Sur ce terrain, la guerre est cependant loin d’être gagnée. Un accord international sur une taxe de 15 % minimum sur les bénéfices des multinationales doit entrer en vigueur à la fin de cette année. Signé par 140 pays, sous l’égide de l’OCDE, il a été présenté par les gouvernements occidentaux comme une révolution copernicienne en matière de justice fiscale. C’est pourtant loin d’être le cas. Cette taxe crée un avantage concurrentiel en faveur des plus grandes entreprises, alors que les PME s’acquittent d’un impôt sur les bénéfices atteignant souvent 25 %, voire davantage. Elle risque surtout d’engager une nouvelle course vers le moins-disant fiscal. « Convenir d’un impôt minimum mondial est un pas dans la bonne direction, mais 15 % est bien trop bas. Cela pourrait même pousser plusieurs pays à baisser leurs impôts sur les sociétés, ce qui est le contraire de l’effet recherché », déclarait le Nobel d’économie Joseph Stiglitz, en décembre. À la tête de l’ICRICT, une organisation plaidant en faveur d’une réforme équitable de la fiscalité internationale, l’économiste américain préconise une taxation à hauteur de 25 % des bénéfices pour les multinationales.

Domination américaine et chinoise

Le magazine économique américain « Forbes » publie en permanence des classements sur les entreprises et les grandes fortunes mondiales. Les méthodologies utilisées par la publication sont sujettes à débat, et d’autres médias, comme Bloomberg, publient également des classements. L’étude « Global 2000 » paraît une fois par an et répertorie les 2.000 premières entreprises mondiales selon plusieurs critères : ventes, profits, actifs et valorisation boursière. 

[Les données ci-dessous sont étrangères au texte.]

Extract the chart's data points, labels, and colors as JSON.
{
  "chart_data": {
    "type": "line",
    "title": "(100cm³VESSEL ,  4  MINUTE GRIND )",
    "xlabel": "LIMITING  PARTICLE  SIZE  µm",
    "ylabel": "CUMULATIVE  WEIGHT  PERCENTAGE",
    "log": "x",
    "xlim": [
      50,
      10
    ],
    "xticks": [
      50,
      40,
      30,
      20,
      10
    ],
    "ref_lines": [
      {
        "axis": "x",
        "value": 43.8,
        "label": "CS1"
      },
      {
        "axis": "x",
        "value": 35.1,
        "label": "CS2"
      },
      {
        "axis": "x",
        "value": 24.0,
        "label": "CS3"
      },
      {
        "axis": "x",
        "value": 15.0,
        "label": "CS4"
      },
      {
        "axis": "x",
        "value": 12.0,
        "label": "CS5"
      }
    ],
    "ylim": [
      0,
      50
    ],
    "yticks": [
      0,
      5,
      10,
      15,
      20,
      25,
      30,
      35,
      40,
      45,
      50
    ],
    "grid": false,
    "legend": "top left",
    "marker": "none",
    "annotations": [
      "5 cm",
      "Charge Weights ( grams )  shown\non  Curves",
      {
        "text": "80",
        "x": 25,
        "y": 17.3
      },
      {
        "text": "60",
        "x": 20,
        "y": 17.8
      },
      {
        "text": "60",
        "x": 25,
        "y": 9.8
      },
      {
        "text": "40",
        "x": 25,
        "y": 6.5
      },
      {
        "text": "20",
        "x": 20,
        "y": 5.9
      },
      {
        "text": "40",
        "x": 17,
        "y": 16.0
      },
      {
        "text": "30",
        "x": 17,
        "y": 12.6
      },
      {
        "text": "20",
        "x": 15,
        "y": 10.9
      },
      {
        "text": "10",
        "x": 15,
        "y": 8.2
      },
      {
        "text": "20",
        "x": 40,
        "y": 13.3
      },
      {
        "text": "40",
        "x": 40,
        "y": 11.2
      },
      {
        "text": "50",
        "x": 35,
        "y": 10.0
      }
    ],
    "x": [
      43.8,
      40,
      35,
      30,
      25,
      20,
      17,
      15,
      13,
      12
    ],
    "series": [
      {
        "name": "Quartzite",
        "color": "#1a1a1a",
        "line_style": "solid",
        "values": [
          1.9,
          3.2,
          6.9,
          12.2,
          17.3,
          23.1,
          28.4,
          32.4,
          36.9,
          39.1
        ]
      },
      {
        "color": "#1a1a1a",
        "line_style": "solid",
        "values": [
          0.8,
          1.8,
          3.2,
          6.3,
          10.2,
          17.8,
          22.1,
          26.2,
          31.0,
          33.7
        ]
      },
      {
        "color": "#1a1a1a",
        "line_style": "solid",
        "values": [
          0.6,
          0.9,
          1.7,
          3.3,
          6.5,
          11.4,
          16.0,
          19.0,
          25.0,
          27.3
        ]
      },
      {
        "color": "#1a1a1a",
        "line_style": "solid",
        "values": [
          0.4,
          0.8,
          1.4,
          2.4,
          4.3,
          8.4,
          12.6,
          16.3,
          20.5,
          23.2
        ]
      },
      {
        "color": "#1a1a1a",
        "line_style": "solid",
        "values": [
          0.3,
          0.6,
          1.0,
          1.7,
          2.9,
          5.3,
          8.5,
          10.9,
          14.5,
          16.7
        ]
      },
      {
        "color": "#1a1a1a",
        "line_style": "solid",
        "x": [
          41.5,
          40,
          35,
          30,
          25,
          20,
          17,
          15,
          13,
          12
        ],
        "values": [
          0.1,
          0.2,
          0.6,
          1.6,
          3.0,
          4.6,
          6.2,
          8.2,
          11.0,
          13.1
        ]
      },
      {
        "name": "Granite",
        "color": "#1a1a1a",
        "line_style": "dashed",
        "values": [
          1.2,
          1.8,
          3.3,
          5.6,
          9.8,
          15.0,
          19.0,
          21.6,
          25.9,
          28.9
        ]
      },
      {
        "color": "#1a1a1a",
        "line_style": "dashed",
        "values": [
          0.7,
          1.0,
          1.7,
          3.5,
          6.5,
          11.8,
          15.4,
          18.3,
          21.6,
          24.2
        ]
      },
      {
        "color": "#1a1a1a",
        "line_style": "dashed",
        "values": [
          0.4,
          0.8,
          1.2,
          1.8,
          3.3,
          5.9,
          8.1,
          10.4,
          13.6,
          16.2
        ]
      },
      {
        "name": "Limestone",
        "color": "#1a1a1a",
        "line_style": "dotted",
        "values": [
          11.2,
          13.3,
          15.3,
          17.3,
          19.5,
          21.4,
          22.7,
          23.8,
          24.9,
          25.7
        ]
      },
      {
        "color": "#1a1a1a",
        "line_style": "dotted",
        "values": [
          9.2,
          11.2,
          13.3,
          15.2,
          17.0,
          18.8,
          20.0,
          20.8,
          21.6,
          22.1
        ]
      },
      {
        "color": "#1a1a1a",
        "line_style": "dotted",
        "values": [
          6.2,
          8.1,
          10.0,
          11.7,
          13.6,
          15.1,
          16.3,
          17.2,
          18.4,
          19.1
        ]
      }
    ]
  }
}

En 2023, les dix premières multinationales du classement sont les suivantes : 1) JPMorgan Chase (banque − États-Unis), 2) Saudi Aramco (pétrole − Arabie saoudite), 3) ICBC (banque − Chine), 4) China Construction Bank (banque − Chine), 5) Agricultural Bank of China (banque − Chine), 6) Bank of America (banque − États-Unis), 7) Alphabet-Google (nouvelles technologies − États-Unis), 8) ExxonMobil (pétrole − États-Unis), 9) Microsoft (nouvelles technologies − États-Unis), 10) Apple (nouvelles technologies -− États-Unis). La première entreprise européenne est HSBC Holdings à la vingtième place (banque − Royaume-Uni), suivie directement par la française TotalEnergies.